To compensate for the lack of a feeder program, Highland Park football head coach Rich McGlynn acts as a recruiter, so to speak, trying to get kids to come out for the football team, and he starts this process at a young age.
For years he’s hosted Monday night football in the town free of charge for the youth, along with Tuesday and Thursday sessions for a couple months in the late winter for kids in grades 3-6.
“We’ve been doing this for about eight years now,” McGlynn said. “We’re trying to promote the game of football anyway we can in that sense.”
McGlynn, a physical education and health teacher at Highland Park Middle School, gets to really talk and meet these kids by the time they’re in sixth grade.
He gets a list of roughly 80 kids each year that he feels are potential football players and writes each of them a personal letter talking about the program, the Highland Park football history, and how important football is and how it could help you later in life.
His goal is to get 50 percent of those 80 kids to come out for the football team.

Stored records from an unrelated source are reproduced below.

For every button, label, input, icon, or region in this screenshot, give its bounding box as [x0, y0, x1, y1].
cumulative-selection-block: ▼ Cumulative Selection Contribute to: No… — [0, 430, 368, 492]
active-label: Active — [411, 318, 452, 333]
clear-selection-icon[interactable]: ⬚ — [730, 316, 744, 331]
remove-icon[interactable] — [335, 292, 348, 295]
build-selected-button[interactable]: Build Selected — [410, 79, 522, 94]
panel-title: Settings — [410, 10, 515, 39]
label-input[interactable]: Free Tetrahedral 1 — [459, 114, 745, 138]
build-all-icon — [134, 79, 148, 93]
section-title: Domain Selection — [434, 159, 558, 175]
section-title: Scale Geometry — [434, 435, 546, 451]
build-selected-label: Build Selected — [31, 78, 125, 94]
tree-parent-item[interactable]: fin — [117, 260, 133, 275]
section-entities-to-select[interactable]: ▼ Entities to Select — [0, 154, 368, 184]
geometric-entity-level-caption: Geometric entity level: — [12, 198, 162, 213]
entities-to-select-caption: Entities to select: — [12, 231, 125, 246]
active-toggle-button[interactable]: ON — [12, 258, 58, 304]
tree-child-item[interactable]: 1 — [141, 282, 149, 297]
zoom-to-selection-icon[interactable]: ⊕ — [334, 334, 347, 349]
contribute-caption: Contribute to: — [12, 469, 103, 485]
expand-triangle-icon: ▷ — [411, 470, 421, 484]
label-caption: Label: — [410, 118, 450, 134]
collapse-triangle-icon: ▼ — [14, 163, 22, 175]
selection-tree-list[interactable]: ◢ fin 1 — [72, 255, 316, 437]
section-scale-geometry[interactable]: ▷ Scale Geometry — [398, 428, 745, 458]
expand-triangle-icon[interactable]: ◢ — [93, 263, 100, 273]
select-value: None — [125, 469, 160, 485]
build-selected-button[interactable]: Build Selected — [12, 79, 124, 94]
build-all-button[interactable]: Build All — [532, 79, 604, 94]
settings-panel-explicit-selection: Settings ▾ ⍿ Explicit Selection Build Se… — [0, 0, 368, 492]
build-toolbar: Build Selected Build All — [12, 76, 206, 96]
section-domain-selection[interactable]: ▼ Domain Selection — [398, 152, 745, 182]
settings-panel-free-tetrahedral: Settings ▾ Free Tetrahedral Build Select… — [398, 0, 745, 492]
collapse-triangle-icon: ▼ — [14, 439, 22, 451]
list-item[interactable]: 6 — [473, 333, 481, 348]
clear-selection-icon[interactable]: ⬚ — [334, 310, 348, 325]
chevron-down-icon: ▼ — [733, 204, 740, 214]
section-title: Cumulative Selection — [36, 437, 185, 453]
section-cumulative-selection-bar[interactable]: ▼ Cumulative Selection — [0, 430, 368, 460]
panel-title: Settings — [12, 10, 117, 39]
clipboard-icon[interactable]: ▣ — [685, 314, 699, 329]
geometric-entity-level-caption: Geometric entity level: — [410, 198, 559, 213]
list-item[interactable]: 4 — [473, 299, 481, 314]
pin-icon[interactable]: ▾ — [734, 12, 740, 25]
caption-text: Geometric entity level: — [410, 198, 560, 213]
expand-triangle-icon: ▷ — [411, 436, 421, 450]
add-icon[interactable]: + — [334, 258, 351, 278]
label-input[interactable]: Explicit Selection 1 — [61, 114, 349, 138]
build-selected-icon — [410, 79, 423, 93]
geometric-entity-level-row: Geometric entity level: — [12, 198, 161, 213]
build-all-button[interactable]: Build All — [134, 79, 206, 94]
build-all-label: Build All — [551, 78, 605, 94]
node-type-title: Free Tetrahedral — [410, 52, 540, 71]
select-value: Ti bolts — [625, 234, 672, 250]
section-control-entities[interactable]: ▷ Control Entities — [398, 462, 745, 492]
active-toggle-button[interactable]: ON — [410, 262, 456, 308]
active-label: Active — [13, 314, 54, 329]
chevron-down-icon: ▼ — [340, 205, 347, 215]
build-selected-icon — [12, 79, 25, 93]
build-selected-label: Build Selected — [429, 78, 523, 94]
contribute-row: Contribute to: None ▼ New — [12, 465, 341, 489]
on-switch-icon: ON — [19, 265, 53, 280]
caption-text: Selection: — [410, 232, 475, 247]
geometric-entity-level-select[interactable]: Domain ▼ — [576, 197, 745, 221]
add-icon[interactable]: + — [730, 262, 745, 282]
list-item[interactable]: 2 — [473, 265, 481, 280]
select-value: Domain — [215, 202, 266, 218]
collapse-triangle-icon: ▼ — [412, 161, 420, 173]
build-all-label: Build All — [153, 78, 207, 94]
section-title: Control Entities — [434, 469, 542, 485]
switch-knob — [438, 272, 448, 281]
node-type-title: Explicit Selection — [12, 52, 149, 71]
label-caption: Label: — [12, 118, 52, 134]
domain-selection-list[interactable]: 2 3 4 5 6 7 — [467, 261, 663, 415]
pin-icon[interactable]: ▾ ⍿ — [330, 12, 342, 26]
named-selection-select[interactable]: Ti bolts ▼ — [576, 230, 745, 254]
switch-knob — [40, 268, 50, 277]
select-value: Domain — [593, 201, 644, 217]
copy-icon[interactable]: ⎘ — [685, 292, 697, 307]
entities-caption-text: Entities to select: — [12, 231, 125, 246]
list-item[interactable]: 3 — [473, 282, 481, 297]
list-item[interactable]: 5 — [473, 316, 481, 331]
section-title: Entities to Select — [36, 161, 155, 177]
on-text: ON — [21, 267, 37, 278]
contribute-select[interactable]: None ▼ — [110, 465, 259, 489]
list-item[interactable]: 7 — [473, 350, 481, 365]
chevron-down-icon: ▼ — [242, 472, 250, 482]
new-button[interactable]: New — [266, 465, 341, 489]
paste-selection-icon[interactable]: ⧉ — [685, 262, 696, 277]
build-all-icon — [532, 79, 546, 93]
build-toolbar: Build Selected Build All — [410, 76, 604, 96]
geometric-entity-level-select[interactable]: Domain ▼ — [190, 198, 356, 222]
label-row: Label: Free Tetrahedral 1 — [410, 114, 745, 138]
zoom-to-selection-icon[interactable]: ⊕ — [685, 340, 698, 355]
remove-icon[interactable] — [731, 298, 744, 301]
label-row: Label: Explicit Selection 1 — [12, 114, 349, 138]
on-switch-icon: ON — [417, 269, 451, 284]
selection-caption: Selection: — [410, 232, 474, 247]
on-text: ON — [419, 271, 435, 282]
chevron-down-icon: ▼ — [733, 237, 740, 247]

“Basically you become a recruiter in the offseason to continue to trying to promote the game,” McGlynn said. “I think that’s what’s really helped me get more kids out this past year, is constantly talking to them. It’s behind the scenes things that I’m sure a lot of coaches do, but I find it a necessity for me because I don’t have a Pop Warner program, I don’t have a feeder program the kids are starting at a young age. They’ve got the taste of football in their mouth, but by the time they get to high school they’ve already invested in some other sport for 4-5 years and they’re going to continue with that sport.”
McGlynn’s starting center Kameron Petkov is a player he swayed to football from soccer, a sport that has really taken off in Highland Park.
Petkov, a 5-10, 210 lb. sophomore, was a soccer goalie for six years before trying out football last year as a freshman.
Petkov’s known McGlynn since he was about five years old and said he was very convincing and a big factor in him choosing football, noting the dedication and outside involvement McGlynn has in the program.
“Coach McGlynn is always the first person to always contact everybody,” Petkov said. “He works day and night just calling people and trying to get people to practice, and if (they’re) not at practice he’ll go to their house and try to pick them up, and if they have problems at home and can’t get to practice he’ll give them rides and offer them support.”